Professor’s photographs featured in New York Times-highlighted show
Seven photographs taken by Associate Professor of Anthropology Bruce Owens were featured recently in a show The New York Times named one of the most important art exhibitions in 2019.
“Dharma and Punya: Buddhist Ritual Art of Nepal” was on display at Cantor Art Gallery at the College of the Holy Cross in Worcester, Mass., from September through mid-December of 2019 and featured nearly 100 objects of Buddhist ritual art, including eight images captured by Owens at the festival of Rāto Matsyendranāth/Bungadyaḥ, held annually in Nepal’s Kathmandu Valley. Owens has taken thousands of photographs of the festival during a span of nearly 40 years; the images in this exhibition were taken between 1982 and 1991.
Owens also contributed an object from his personal collection to the exhibition—a clay image of the god honored at the festival, which he said was handcrafted and typically used in a home shrine.
New York Times art critic Holland Cotter included “Dharma and Punya” in his list of 2019 highlights, calling the show “a gem.”
“Assembled by two scholars, Jinah Kim and Todd T. Lewis, it uses objects to tell a tale of the little-studied traditions of a popular religious art in the Kathmandu Valley, an art that is devotional, intensely social and inevitably political, and one that takes the pursuit of do-no-harm generosity as its subject, creed and goal,” Cotter wrote.
Owens gave two talks related to the exhibition—the first, titled “Local Manifestations of Universal Compassion: Lokeśvara of the Four Places in Nepal,” was delivered on November 7 as part of a lecture series connected with the exhibition.
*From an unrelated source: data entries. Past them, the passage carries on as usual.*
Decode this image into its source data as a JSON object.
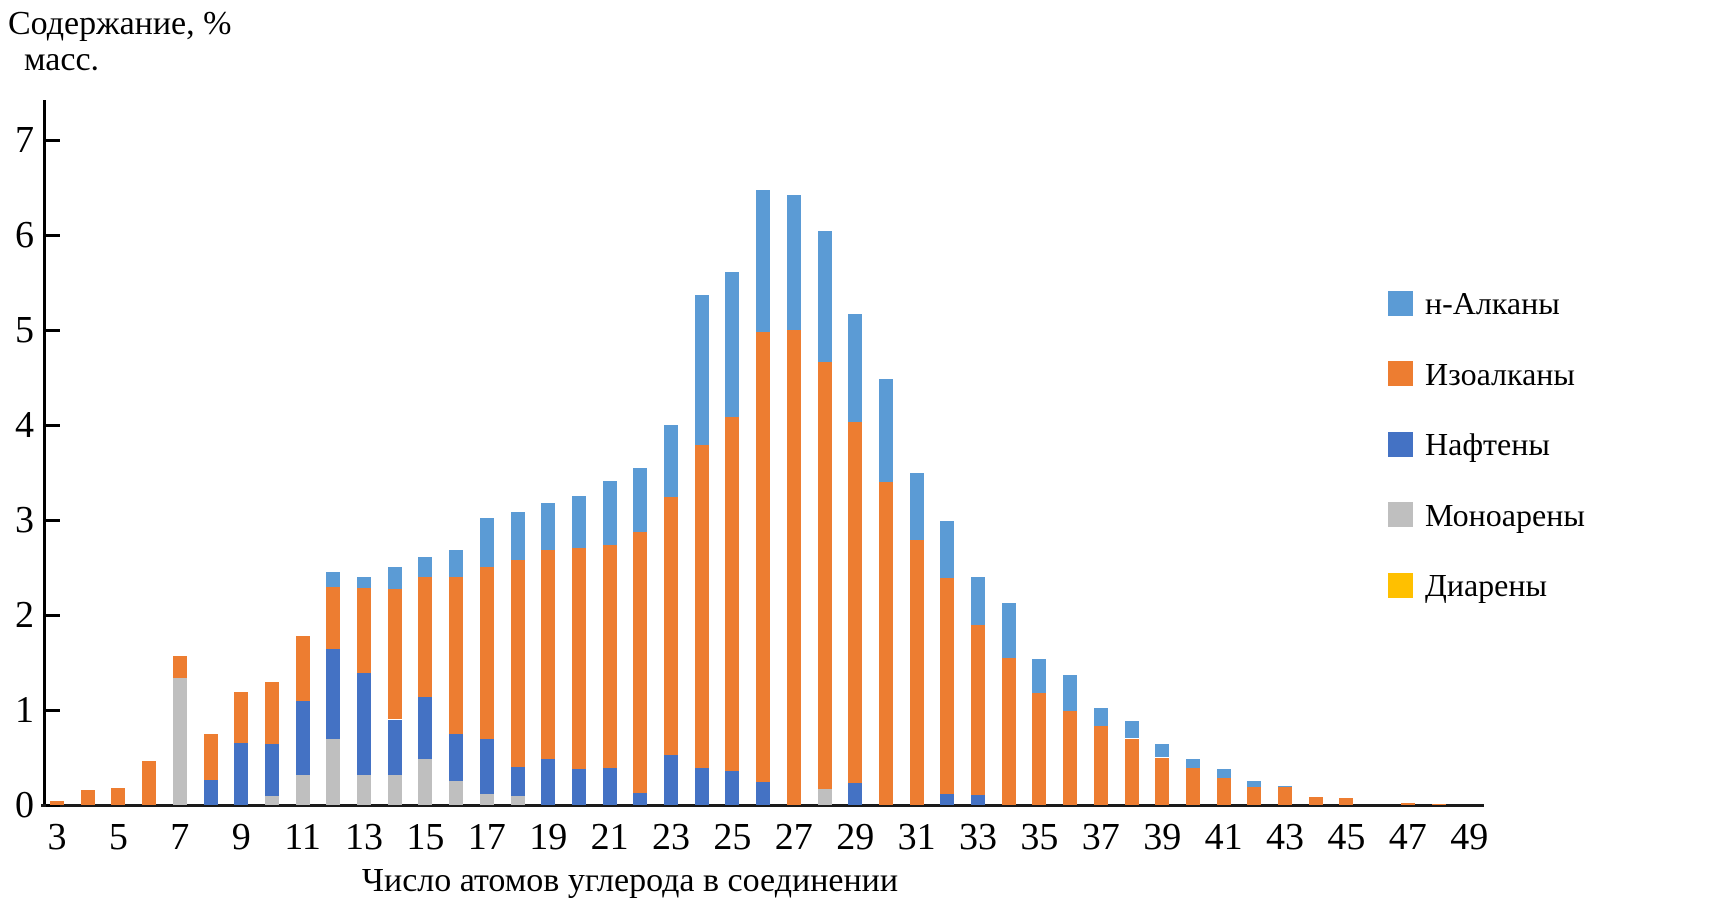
{
  "figure": {
    "y_axis_title_line1": "Содержание, %",
    "y_axis_title_line2": "масс.",
    "x_axis_title": "Число атомов углерода в соединении"
  },
  "chart_data": {
    "type": "bar",
    "stacked": true,
    "title": "",
    "xlabel": "Число атомов углерода в соединении",
    "ylabel": "Содержание, % масс.",
    "ylim": [
      0,
      7
    ],
    "y_ticks": [
      0,
      1,
      2,
      3,
      4,
      5,
      6,
      7
    ],
    "grid": false,
    "legend_position": "right",
    "x": [
      3,
      4,
      5,
      6,
      7,
      8,
      9,
      10,
      11,
      12,
      13,
      14,
      15,
      16,
      17,
      18,
      19,
      20,
      21,
      22,
      23,
      24,
      25,
      26,
      27,
      28,
      29,
      30,
      31,
      32,
      33,
      34,
      35,
      36,
      37,
      38,
      39,
      40,
      41,
      42,
      43,
      44,
      45,
      46,
      47,
      48,
      49
    ],
    "x_tick_labels": [
      3,
      5,
      7,
      9,
      11,
      13,
      15,
      17,
      19,
      21,
      23,
      25,
      27,
      29,
      31,
      33,
      35,
      37,
      39,
      41,
      43,
      45,
      47,
      49
    ],
    "series": [
      {
        "name": "Диарены",
        "color": "#FFC000",
        "values": [
          0,
          0,
          0,
          0,
          0,
          0,
          0,
          0,
          0,
          0,
          0,
          0,
          0,
          0,
          0,
          0,
          0,
          0,
          0,
          0,
          0,
          0,
          0,
          0,
          0,
          0,
          0,
          0,
          0,
          0,
          0,
          0,
          0,
          0,
          0,
          0,
          0,
          0,
          0,
          0,
          0,
          0,
          0,
          0,
          0,
          0,
          0
        ]
      },
      {
        "name": "Моноарены",
        "color": "#BFBFBF",
        "values": [
          0,
          0,
          0,
          0,
          1.34,
          0,
          0,
          0.09,
          0.32,
          0.69,
          0.32,
          0.32,
          0.48,
          0.25,
          0.12,
          0.09,
          0,
          0,
          0,
          0,
          0,
          0,
          0,
          0,
          0,
          0.17,
          0,
          0,
          0,
          0,
          0,
          0,
          0,
          0,
          0,
          0,
          0,
          0,
          0,
          0,
          0,
          0,
          0,
          0,
          0,
          0,
          0
        ]
      },
      {
        "name": "Нафтены",
        "color": "#4472C4",
        "values": [
          0,
          0,
          0,
          0,
          0,
          0.26,
          0.65,
          0.55,
          0.77,
          0.95,
          1.07,
          0.58,
          0.66,
          0.5,
          0.57,
          0.31,
          0.48,
          0.38,
          0.39,
          0.13,
          0.53,
          0.39,
          0.36,
          0.24,
          0,
          0,
          0.23,
          0,
          0,
          0.12,
          0.11,
          0,
          0,
          0,
          0,
          0,
          0,
          0,
          0,
          0,
          0,
          0,
          0,
          0,
          0,
          0,
          0
        ]
      },
      {
        "name": "Изоалканы",
        "color": "#ED7D31",
        "values": [
          0.04,
          0.16,
          0.18,
          0.46,
          0.23,
          0.49,
          0.54,
          0.66,
          0.69,
          0.65,
          0.89,
          1.37,
          1.26,
          1.65,
          1.82,
          2.18,
          2.2,
          2.33,
          2.35,
          2.74,
          2.71,
          3.4,
          3.72,
          4.74,
          5.0,
          4.49,
          3.8,
          3.4,
          2.79,
          2.27,
          1.79,
          1.55,
          1.18,
          0.99,
          0.83,
          0.7,
          0.5,
          0.39,
          0.28,
          0.19,
          0.19,
          0.08,
          0.07,
          0,
          0.02,
          0.01,
          0
        ]
      },
      {
        "name": "н-Алканы",
        "color": "#5B9BD5",
        "values": [
          0,
          0,
          0,
          0,
          0,
          0,
          0,
          0,
          0,
          0.16,
          0.12,
          0.24,
          0.21,
          0.28,
          0.51,
          0.5,
          0.5,
          0.54,
          0.67,
          0.68,
          0.76,
          1.58,
          1.53,
          1.49,
          1.42,
          1.38,
          1.14,
          1.08,
          0.71,
          0.6,
          0.5,
          0.58,
          0.36,
          0.38,
          0.19,
          0.18,
          0.14,
          0.09,
          0.1,
          0.06,
          0.01,
          0,
          0,
          0,
          0,
          0,
          0
        ]
      }
    ],
    "legend_order": [
      "н-Алканы",
      "Изоалканы",
      "Нафтены",
      "Моноарены",
      "Диарены"
    ]
  }
}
The second, titled, “The Chariot Festival of Rāto Matsyendranāth/Buṃgadyaḥ of the Kathmandu Valley: Forty Years of Innovations and Transformations,” was given on December 7 at the symposium “Nepal Mandala in Early Modern Global Asia,” held at Harvard University in honor of the exhibition.
Additionally, his essay, “Popular Images of Bunga-Dyaḥ, Compassionate Localized Bodhisattva,” was included in the exhibition catalog, Dharma and Puṇya: Buddist Ritual Art of Nepal, edited by Jinah Kim and Todd Lewis (Boston, Brill/Hotei Publishing, 2019).